Mar. 30th, 2007

lady_schrapnell: (Default)
I've never participated in Poetry Friday (though I enjoy reading other people's contributions), and am not really doing so now, but have had the words of this poem going through my head for the last little while, so will spill them out before giving my last word on the Green Man Review debacle. (Unless GMR decides to sue us next for daring to protest publicly!)

To a Child Dancing in the Wind (by W.B. Yeats)

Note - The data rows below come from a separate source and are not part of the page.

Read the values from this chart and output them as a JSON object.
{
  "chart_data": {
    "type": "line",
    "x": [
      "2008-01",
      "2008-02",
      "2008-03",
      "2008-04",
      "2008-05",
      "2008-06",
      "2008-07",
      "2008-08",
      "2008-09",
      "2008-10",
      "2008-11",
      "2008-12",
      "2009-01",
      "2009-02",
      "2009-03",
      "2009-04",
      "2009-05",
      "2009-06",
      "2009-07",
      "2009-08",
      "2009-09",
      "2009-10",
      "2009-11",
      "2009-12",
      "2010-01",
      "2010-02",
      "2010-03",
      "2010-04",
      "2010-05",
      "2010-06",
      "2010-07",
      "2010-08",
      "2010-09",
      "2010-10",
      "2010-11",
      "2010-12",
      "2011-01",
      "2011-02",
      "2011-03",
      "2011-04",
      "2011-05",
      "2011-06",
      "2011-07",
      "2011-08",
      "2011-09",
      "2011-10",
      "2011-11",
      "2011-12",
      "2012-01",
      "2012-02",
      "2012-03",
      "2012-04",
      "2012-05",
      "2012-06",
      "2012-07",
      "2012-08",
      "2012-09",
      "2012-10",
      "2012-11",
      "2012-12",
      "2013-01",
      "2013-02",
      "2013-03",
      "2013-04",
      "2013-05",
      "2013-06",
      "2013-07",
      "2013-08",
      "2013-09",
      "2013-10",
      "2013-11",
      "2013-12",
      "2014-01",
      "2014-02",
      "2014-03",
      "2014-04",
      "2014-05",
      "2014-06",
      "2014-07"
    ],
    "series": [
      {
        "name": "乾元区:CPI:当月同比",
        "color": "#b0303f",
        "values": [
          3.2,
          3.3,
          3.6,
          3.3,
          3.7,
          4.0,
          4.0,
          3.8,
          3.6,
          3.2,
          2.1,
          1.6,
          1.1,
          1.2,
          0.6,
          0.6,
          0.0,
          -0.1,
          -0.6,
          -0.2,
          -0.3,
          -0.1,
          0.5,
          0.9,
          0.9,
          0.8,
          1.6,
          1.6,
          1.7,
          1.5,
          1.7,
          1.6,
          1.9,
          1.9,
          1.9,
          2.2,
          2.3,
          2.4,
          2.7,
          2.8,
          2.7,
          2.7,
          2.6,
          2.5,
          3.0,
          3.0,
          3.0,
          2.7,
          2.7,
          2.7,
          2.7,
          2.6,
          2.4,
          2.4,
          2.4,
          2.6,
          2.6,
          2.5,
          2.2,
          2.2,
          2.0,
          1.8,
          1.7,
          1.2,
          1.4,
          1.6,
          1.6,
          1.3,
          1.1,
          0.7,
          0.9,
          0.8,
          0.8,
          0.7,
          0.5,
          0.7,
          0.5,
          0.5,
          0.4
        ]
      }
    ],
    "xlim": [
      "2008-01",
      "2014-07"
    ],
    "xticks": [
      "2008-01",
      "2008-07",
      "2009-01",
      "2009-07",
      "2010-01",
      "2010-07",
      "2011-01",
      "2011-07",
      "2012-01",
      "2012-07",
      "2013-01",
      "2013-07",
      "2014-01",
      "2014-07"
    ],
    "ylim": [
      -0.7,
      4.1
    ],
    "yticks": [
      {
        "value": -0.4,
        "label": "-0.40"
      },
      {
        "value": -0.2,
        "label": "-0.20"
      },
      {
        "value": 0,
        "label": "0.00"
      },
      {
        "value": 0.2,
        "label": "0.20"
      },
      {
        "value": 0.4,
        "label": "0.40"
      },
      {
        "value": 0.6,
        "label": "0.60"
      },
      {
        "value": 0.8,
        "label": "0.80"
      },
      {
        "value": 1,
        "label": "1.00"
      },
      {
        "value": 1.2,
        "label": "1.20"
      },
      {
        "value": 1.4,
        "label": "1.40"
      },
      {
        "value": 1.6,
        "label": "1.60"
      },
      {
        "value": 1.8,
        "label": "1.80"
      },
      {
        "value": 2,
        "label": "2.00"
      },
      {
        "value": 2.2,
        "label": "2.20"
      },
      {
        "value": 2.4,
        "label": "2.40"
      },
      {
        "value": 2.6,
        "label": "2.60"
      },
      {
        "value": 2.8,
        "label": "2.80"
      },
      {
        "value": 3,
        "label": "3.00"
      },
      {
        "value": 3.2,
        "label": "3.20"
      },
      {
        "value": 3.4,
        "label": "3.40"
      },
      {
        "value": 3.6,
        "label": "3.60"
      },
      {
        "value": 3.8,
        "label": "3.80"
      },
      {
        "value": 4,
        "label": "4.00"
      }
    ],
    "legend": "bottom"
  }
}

Dance there upon the shore;
What need have you to care
For wind or water's roar?
And tumble out your hair
That the salt drops have wet;
Being young you have not known
The fool's triumph, nor yet
Love lost as soon as won,
Nor the best labourer dead
And all the sheaves to bind.
What need have you to dread
The monstrous crying of wind?


Rather amazing, now I think of it, that I learned this when I was - yikes, this was Inter Cert - so, I was no more than 14. We did a big chunk of Yeats' poetry for Inter and Leaving Certs and there were plenty of the bitter old man poems, and I even loved those.

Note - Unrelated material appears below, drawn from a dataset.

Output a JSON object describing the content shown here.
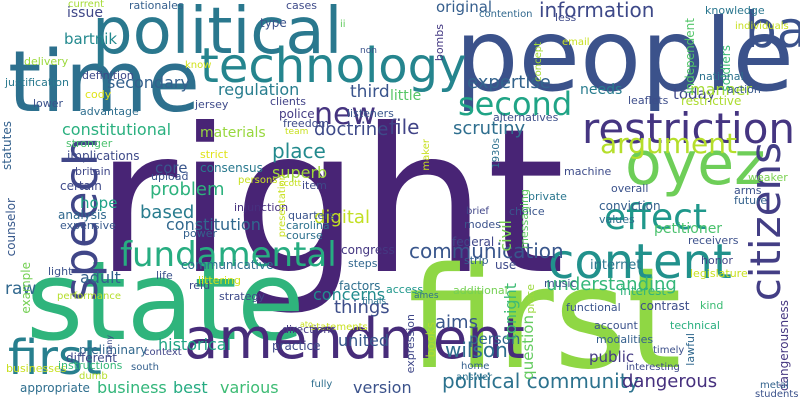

Also found this though, which I would possibly have to take as advice to me, were I to buy it as valid advice to anyone!

An intellectual hatred is the worst,
So let her think opinions are accursed.


(That's from 'A Prayer for my Daughter'.)

Anyway, the last word(s):

1. In the interests of being (possibly excessively) scrupulous, I will say that I did not use the email address given for submitting letters to GMR. I addressed my letter to a senior member of staff (at the GMR address) as I knew his name from another source. I can't remember now if it was only letters for publication which were to be addressed to a specific email, but there was definitely an invitation to send letters not for publication as well.

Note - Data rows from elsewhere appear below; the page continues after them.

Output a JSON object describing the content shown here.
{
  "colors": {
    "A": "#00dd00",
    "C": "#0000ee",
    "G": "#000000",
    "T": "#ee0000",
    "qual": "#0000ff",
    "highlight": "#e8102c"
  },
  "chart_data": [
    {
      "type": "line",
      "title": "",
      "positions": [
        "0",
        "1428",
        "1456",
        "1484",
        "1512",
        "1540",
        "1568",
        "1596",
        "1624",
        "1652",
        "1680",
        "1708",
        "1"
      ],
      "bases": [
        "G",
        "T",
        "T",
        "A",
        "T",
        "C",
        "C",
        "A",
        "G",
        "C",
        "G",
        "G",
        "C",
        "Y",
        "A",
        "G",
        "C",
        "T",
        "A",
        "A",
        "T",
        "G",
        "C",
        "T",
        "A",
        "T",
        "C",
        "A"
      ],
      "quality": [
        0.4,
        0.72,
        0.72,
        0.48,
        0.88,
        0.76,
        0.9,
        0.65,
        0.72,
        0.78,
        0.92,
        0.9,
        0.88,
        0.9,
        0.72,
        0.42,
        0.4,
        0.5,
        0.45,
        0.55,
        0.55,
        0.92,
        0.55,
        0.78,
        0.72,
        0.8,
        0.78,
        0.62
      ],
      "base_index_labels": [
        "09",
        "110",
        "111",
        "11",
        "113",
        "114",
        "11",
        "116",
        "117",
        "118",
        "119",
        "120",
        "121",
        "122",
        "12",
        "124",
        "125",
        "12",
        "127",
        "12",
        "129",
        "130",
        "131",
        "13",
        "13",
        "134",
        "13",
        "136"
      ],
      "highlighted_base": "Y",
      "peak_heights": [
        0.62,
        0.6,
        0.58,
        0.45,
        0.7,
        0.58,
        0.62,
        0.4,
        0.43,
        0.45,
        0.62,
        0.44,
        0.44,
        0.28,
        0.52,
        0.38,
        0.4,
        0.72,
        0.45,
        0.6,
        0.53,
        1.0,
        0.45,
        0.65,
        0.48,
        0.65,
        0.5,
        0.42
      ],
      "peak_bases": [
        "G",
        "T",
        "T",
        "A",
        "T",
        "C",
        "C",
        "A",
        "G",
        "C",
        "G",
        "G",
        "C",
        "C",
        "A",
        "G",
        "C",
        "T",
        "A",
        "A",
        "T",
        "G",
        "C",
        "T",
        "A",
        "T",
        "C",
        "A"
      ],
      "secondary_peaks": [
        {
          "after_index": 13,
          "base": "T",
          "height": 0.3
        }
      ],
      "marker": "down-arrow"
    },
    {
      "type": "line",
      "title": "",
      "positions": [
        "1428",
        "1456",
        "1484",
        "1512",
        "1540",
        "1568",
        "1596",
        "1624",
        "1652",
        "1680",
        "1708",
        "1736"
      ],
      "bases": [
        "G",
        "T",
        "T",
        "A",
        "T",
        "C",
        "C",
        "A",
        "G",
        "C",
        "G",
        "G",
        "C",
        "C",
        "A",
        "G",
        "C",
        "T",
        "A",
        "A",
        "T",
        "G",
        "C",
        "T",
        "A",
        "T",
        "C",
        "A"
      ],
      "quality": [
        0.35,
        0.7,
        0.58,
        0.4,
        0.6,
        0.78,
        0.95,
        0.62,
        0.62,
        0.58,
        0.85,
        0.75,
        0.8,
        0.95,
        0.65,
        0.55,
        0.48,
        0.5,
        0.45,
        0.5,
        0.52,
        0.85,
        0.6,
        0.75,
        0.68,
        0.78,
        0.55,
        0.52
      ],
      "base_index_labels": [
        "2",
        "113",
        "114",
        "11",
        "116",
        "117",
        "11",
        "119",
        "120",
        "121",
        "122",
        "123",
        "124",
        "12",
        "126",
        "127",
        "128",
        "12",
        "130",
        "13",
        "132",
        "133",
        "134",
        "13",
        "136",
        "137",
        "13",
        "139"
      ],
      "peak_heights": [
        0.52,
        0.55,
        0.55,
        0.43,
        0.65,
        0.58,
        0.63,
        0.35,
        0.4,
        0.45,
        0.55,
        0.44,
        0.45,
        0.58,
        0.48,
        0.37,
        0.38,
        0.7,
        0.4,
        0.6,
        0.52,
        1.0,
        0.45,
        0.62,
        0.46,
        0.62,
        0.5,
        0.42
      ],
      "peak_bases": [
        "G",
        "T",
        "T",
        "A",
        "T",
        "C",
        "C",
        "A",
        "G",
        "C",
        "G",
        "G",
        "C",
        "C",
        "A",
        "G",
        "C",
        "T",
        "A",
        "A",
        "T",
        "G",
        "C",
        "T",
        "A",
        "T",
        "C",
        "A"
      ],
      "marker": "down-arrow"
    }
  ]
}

2. What [livejournal.com profile] steepholm has quoted is the entire reply I received, not the reply with the 'Dear ...' or any other gesture at politeness removed. I hope I hardly need say that my letter was polite, but I'll do so anyway. (It was also less emotional than my post on the review.)

3. Steepholm made the point that I was not questioning the fact that it was a negative review in my letter. I'd also like to say as clearly as I can that he is the last person on earth to get nasty about getting a negative review. But this is my LJ so I'm going to do it by telling a story.

A few years ago, when I'd only known him a short time, I sent a copy of Charlie's Calypso Dreaming off on a BookCrossing Ray. The first reader (living in a town called Butler, which still tickles me) loved it, as did her son. Not everyone did, as happens. I rather hoped he wouldn't see the negative journal entry but of course he did. At the same time, he'd received word that both Susan Cooper and Diana Wynne Jones had provided wonderful quotes for the cover of his The Fetch of Mardy Watt, and had written telling me about it. This was what he wrote in response to my saying how fantastic it was, after agreeing that he was indeed thrilled:

Meanwhile my feet are kept firmly on the ground by [BookCrosser] - yes, I've been looking in your bookray from time to time - calling Calypso 'weird and disjointed'. Like that was a bad thing? :-)

Had the GMR been negative but fair and competent, I can absolutely guarantee that there would never have been the slightest murmur of protest in public from him.